There's no sane reason to use asserts like that. If the object won't be created for some reason, your assert won't even be reached (because an exception was thrown or the VM exited, for example)
There are some fairly concise guidelines on using assertions in Sun's Programming with Assertions. That article advises that asserts should be used for things like Internal Invariants, Control-Flow Invariants, and Preconditions, Postconditions, and Class Invariants.
No , you don't want to check object creation.
If the object creation fails, the jvm will throw an OutOfMemoryError, and if that happens you're likely to be screwd beyond repair anyway.
that's like not trusting the JVM. Concerning what you take as a given, you got to draw a line somewhere...
This assert only clutters your code, it would be equivalent to this assert:
boolean a = true;
assert a : "A should be true"
You shouldn't be testing your JVM, unless that's the point of your program (say, it's a test suite for a JVM you are making). Instead you should be testing your pre-conditions, post-conditions and invariants. Sometimes these tests are too basic or too expensive.
Pre-conditions probably should only appear at the start of a method (if your have very long methods, then you should break that method into small parts, even if they are all private).
Post-conditions should make it clear what you have returned to the caller, you don't test that the sqrt function just returned the sqrt, but you might test that it was positive to make it clear what you are expecting (perhaps later code uses complex numbers and yours is not tested for that). Instead leave a comment at the bottom.

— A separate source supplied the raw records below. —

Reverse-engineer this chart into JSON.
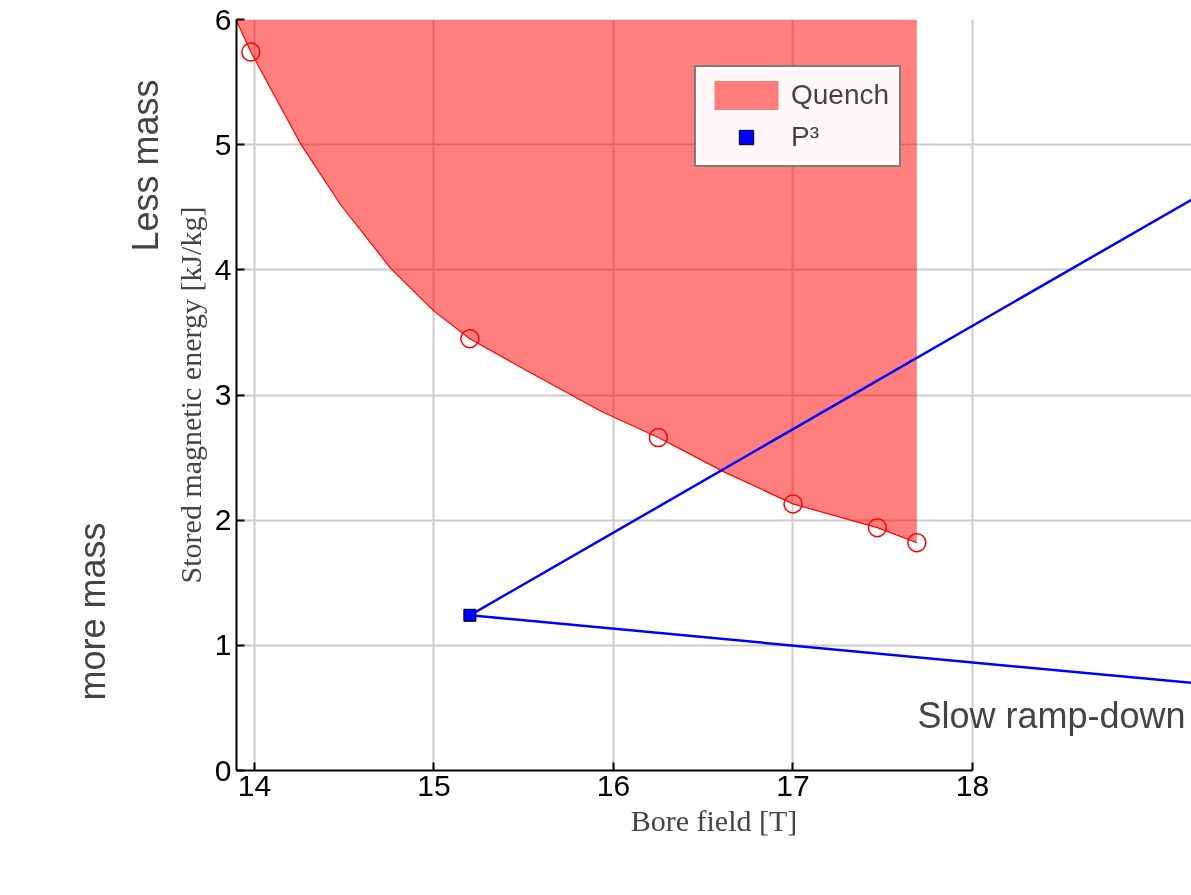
{
  "chart_data": {
    "type": "line",
    "xlabel": "Bore field [T]",
    "ylabel": "Stored magnetic energy [kJ/kg]",
    "xlim": [
      13.9,
      19.22
    ],
    "ylim": [
      0,
      6
    ],
    "xticks": [
      14,
      15,
      16,
      17,
      18
    ],
    "yticks": [
      0,
      1,
      2,
      3,
      4,
      5,
      6
    ],
    "grid": true,
    "legend": "top right",
    "series": [
      {
        "name": "Quench",
        "color": "#ff0000",
        "x": [
          13.9,
          13.98,
          14.26,
          14.48,
          14.76,
          15.0,
          15.2,
          15.46,
          15.93,
          16.25,
          16.61,
          17.0,
          17.47,
          17.69
        ],
        "values": [
          5.99,
          5.74,
          5.0,
          4.52,
          4.01,
          3.67,
          3.45,
          3.24,
          2.87,
          2.66,
          2.39,
          2.13,
          1.94,
          1.82
        ],
        "lower": [
          5.99,
          5.74,
          5.0,
          4.52,
          4.01,
          3.67,
          3.45,
          3.24,
          2.87,
          2.66,
          2.39,
          2.13,
          1.94,
          1.82
        ],
        "upper": [
          6,
          6,
          6,
          6,
          6,
          6,
          6,
          6,
          6,
          6,
          6,
          6,
          6,
          6
        ]
      },
      {
        "name": "P³",
        "type": "scatter",
        "marker": "square",
        "color": "#0000ff",
        "x": [
          15.2
        ],
        "values": [
          1.24
        ]
      },
      {
        "type": "scatter",
        "marker": "circle",
        "color": "#ff0000",
        "x": [
          13.98,
          15.2,
          16.25,
          17.0,
          17.47,
          17.69
        ],
        "values": [
          5.74,
          3.45,
          2.66,
          2.13,
          1.94,
          1.82
        ]
      },
      {
        "color": "#0000ff",
        "x": [
          15.2,
          19.22
        ],
        "values": [
          1.24,
          4.56
        ]
      },
      {
        "color": "#0000ff",
        "x": [
          15.2,
          19.22
        ],
        "values": [
          1.24,
          0.7
        ]
      }
    ],
    "annotations": [
      "Less mass",
      "more mass",
      "Slow ramp-down"
    ]
  }
}
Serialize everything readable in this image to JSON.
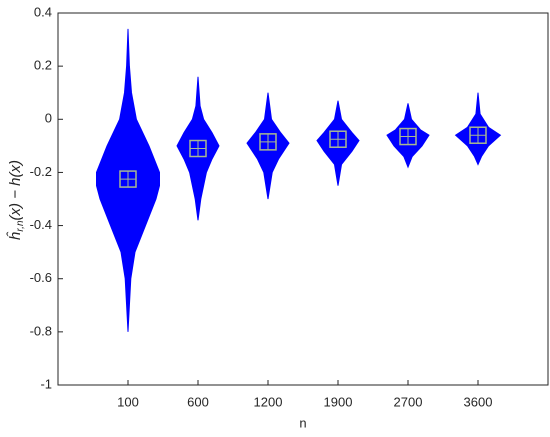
{
  "chart_data": {
    "type": "violin",
    "x_label": "n",
    "y_label": {
      "base": "ĥ",
      "sub": "r,n",
      "rest": "(x) − h(x)"
    },
    "categories": [
      "100",
      "600",
      "1200",
      "1900",
      "2700",
      "3600"
    ],
    "ylim": [
      -1,
      0.4
    ],
    "yticks": [
      -1,
      -0.8,
      -0.6,
      -0.4,
      -0.2,
      0,
      0.2,
      0.4
    ],
    "color": "#0000ff",
    "marker_color": "#a8b890",
    "violins": [
      {
        "y": [
          0.34,
          0.2,
          0.1,
          0.0,
          -0.1,
          -0.2,
          -0.25,
          -0.3,
          -0.4,
          -0.5,
          -0.6,
          -0.7,
          -0.8
        ],
        "widths": [
          0,
          0.02,
          0.05,
          0.12,
          0.3,
          0.45,
          0.45,
          0.4,
          0.25,
          0.1,
          0.04,
          0.02,
          0
        ],
        "median": -0.225
      },
      {
        "y": [
          0.16,
          0.05,
          0.0,
          -0.05,
          -0.1,
          -0.15,
          -0.2,
          -0.3,
          -0.38
        ],
        "widths": [
          0,
          0.03,
          0.08,
          0.2,
          0.3,
          0.2,
          0.12,
          0.04,
          0
        ],
        "median": -0.11
      },
      {
        "y": [
          0.1,
          0.0,
          -0.05,
          -0.09,
          -0.15,
          -0.2,
          -0.3
        ],
        "widths": [
          0,
          0.05,
          0.18,
          0.3,
          0.15,
          0.06,
          0
        ],
        "median": -0.085
      },
      {
        "y": [
          0.07,
          0.0,
          -0.05,
          -0.08,
          -0.12,
          -0.17,
          -0.25
        ],
        "widths": [
          0,
          0.05,
          0.2,
          0.3,
          0.2,
          0.05,
          0
        ],
        "median": -0.075
      },
      {
        "y": [
          0.06,
          0.0,
          -0.04,
          -0.06,
          -0.1,
          -0.14,
          -0.18
        ],
        "widths": [
          0,
          0.05,
          0.18,
          0.3,
          0.2,
          0.06,
          0
        ],
        "median": -0.065
      },
      {
        "y": [
          0.1,
          0.02,
          -0.03,
          -0.06,
          -0.1,
          -0.14,
          -0.17
        ],
        "widths": [
          0,
          0.03,
          0.15,
          0.32,
          0.15,
          0.05,
          0
        ],
        "median": -0.06
      }
    ]
  }
}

Invariants also often can't be tested, you can't test that your current solution is the correct partial solution (see below) -- though this is one of the nice things about writing things with tail-recursion. Instead, you declare the invariant with a comment.
If you are calling things externally, you would also use an assert, for instance in your example if you had ArrayList.Create(), then you might choose the assertion check for null. But only because you don't trust the other code. If you wrote that code, you could put the assertion (comment or otherwise) in the factory method itself.
int max(int[] a, int n) {
assert n <= a.length : "N should not exceed the bounds of the array"
assert n > 0 : "N should be at least one"
// invariant: m is the maximum of a[0..i]
int m = a[0];
for( int i = 1; i < n; n++ ) {
if( m < a[i] )
m = a[i];
}
// if these were not basic types, we might assert that we found
// something sensible here, such as m != null
return m;
}
In Java each call to new returns either a non-null reference to the new object or raises an Exception or an Error. In the first case your assert is true, in the second case the assert will not be reached, because you end in the next matching catch-block.
This assert tests if your Java-implementation is broken and in this case you can't even rely on the assert. So I would not make such asserts. Use assert for restrictions on objects, that aren't enforced by the language (for instance, if your method is passed a parameter that is null but shouldn't be).
I'm not sure of complete understand your question but i think that assertions of that kind aren't neccesary.
When you create an instance, if the program flow continue, the instance isn't a null reference.
You want ASSERTS to check properties or invariants of your program. A good document to teach this should encourage the programmer to think about such properties in a systematic/methodical manner.
if the assert fails, believe me, you're going to have bigger problems than just dealing with the assert.
If that assert fails I think it's time I look for another job because the computer is not behaving how it's supposed to and when that happens all hell is going to break loose!